In un mondo nel quale nessuno riesce ad immaginare cosa succederà domani, la lega guidata da Adam Silver ha avuto due meriti. Chiudere immediatamente appena è arrivata la notizia del primo giocatore positivo e non cercare a tutti i costi di riaprire il prima possibile. Questa sospensione temporale ha creato però una zona grigia di attesa e smarrimento, contro la quale poco hanno potuto le partite storiche caricate su YouTube o i video su TikTok. Abituati a un flusso di immagini e contenuti che sembrava non poter aver mai fine e che non conosceva interruzioni neanche durante la off-season – quando Draft, Free Agency e mercato si succedevano con cadenza marziale scandita dalle Woj Bomb e dalle hot takes di Stephen A. Smith – non riusciamo ad accettare un momento nel quale non succeda nulla. Niente quando scrolli l’app NBA sullo smartphone, niente quando la mattina cerchi la Top-10 della nottata, niente quando ci lanciamo sul divano ed accendiamo la tv. Niente di niente.

 

Un horror vacui terrificante che deve essere in qualche modo riempito, persino con una competizione che credevamo aver abbandonato qualche All-Star Week-end fa con Durant in un parcheggio di Phoenix.
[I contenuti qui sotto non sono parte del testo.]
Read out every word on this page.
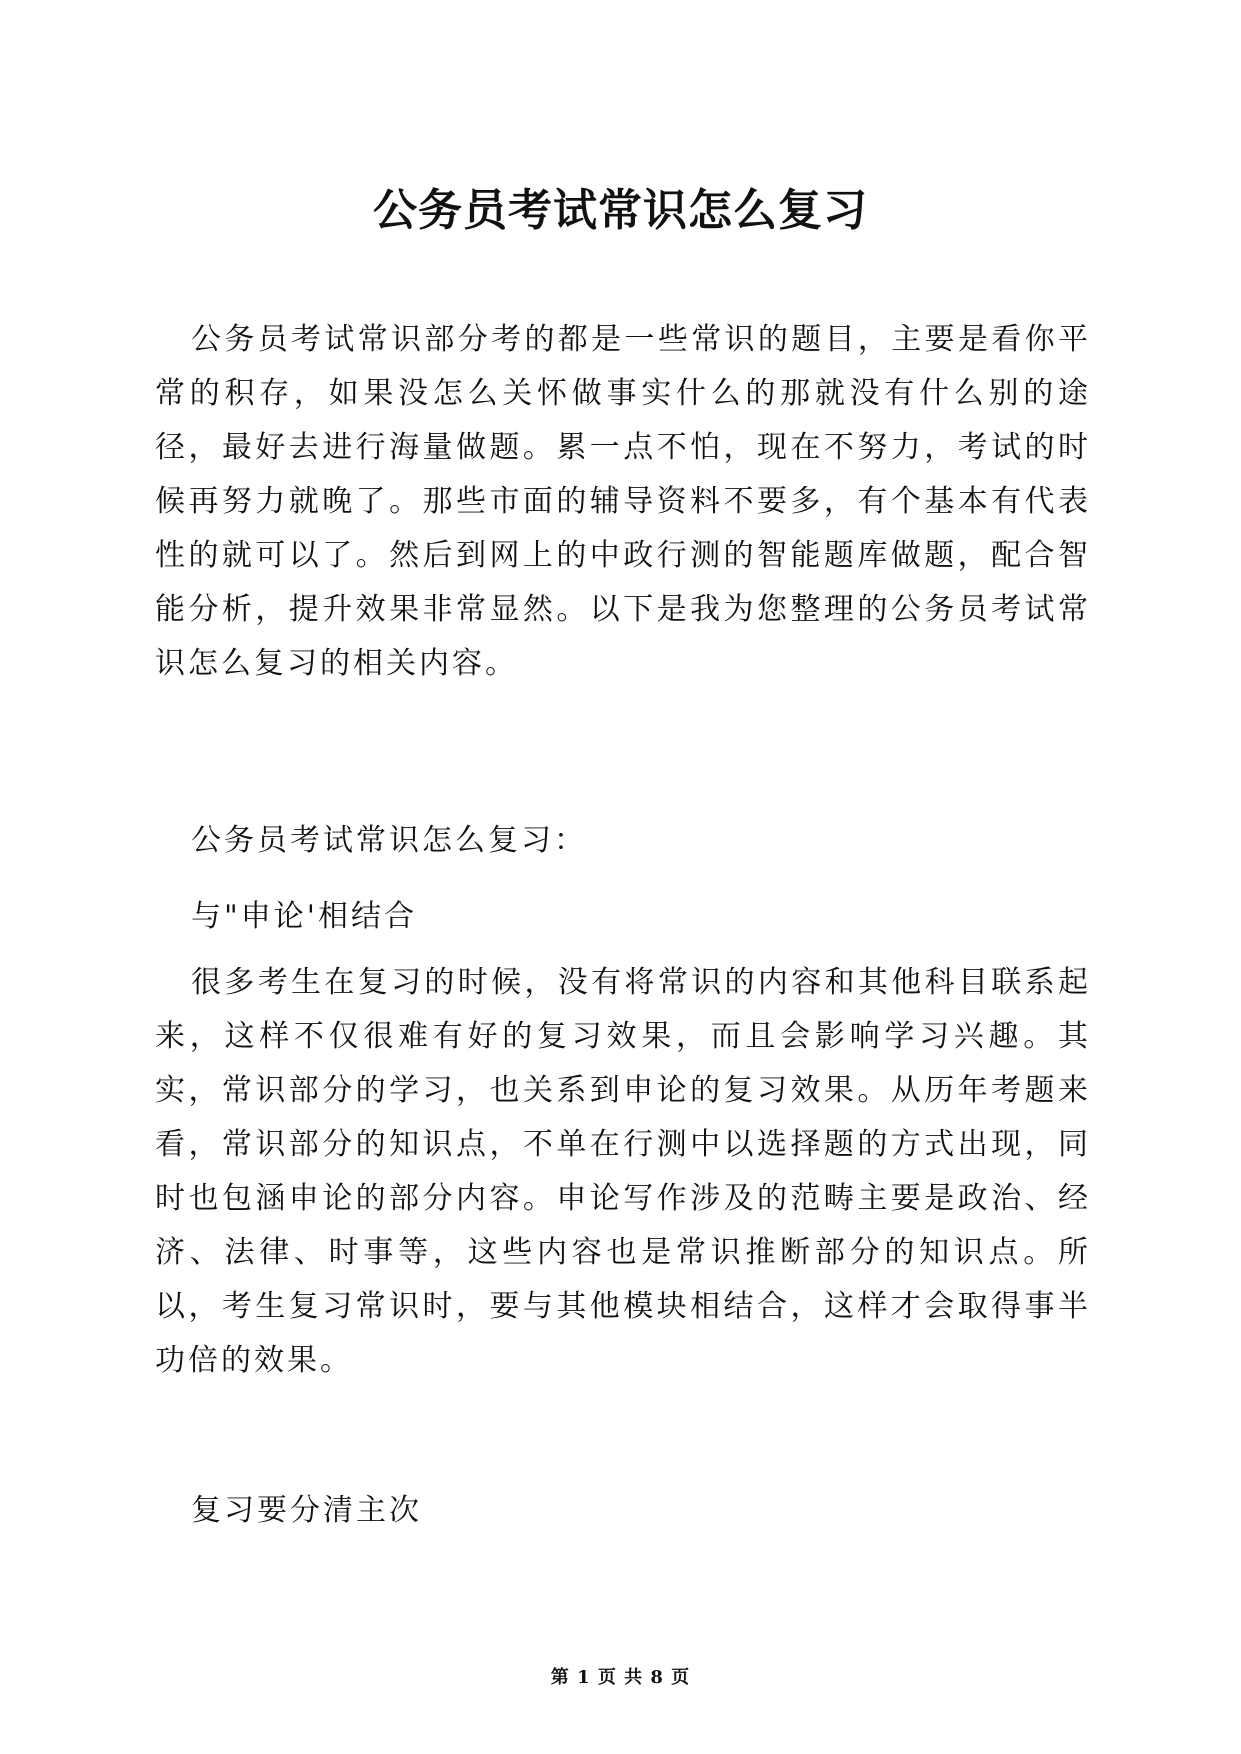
公务员考试常识怎么复习

公务员考试常识部分考的都是一些常识的题目，主要是看你平常的积存，如果没怎么关怀做事实什么的那就没有什么别的途径，最好去进行海量做题。累一点不怕，现在不努力，考试的时候再努力就晚了。那些市面的辅导资料不要多，有个基本有代表性的就可以了。然后到网上的中政行测的智能题库做题，配合智能分析，提升效果非常显然。以下是我为您整理的公务员考试常识怎么复习的相关内容。

公务员考试常识怎么复习：

与"申论'相结合

很多考生在复习的时候，没有将常识的内容和其他科目联系起来，这样不仅很难有好的复习效果，而且会影响学习兴趣。其实，常识部分的学习，也关系到申论的复习效果。从历年考题来看，常识部分的知识点，不单在行测中以选择题的方式出现，同时也包涵申论的部分内容。申论写作涉及的范畴主要是政治、经济、法律、时事等，这些内容也是常识推断部分的知识点。所以，考生复习常识时，要与其他模块相结合，这样才会取得事半功倍的效果。

复习要分清主次

第 1 页 共 8 页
Ed invece proprio per la sua natura a specchio che si presta ad essere effettuata a distanza tra professionisti o ex di NBA e WNBA, è stata riesumata in questo momento nel quale ogni contatto è severamente vietato.

 

Una vita di nuovo sgranata

Così siamo entrati nella palestra perfettamente igienizzata di Mike Conley, nei campetti in cemento all’aperto di Zach LaVine e Chauncey Billups in quelli in ciottoli dei vialetti di Allie Quigley e Tamika Catchings. O i canestri dietro il garage della casa di casa di Trae Young e Chris Paul fino ad arrivare a quello con il logo dei Boston Celtics di Paul Pierce. Tutti armati di cuffie bluetooth e di validi aiutanti con videocamere e smartphone per trasmettere le immagini sgranate che abbiamo imparato ad apprezzare con le nostre videochiamate domestiche.

 

La differenza di location ha reso possibile questa sfida a distanza ma l’ha di fatto anche squilibrata. Anche per chi ha un campo da basket in casa la quarantena non è una livella e le differenze si sono subito fatte notare. Molto più comodo tirare al chiuso dentro una vera palestra piuttosto che esposti al freddo e al vento, ed è più semplice realizzare trick shots con dei canestri perfettamente regolati rispetto ad altri piuttosto sbilenchi.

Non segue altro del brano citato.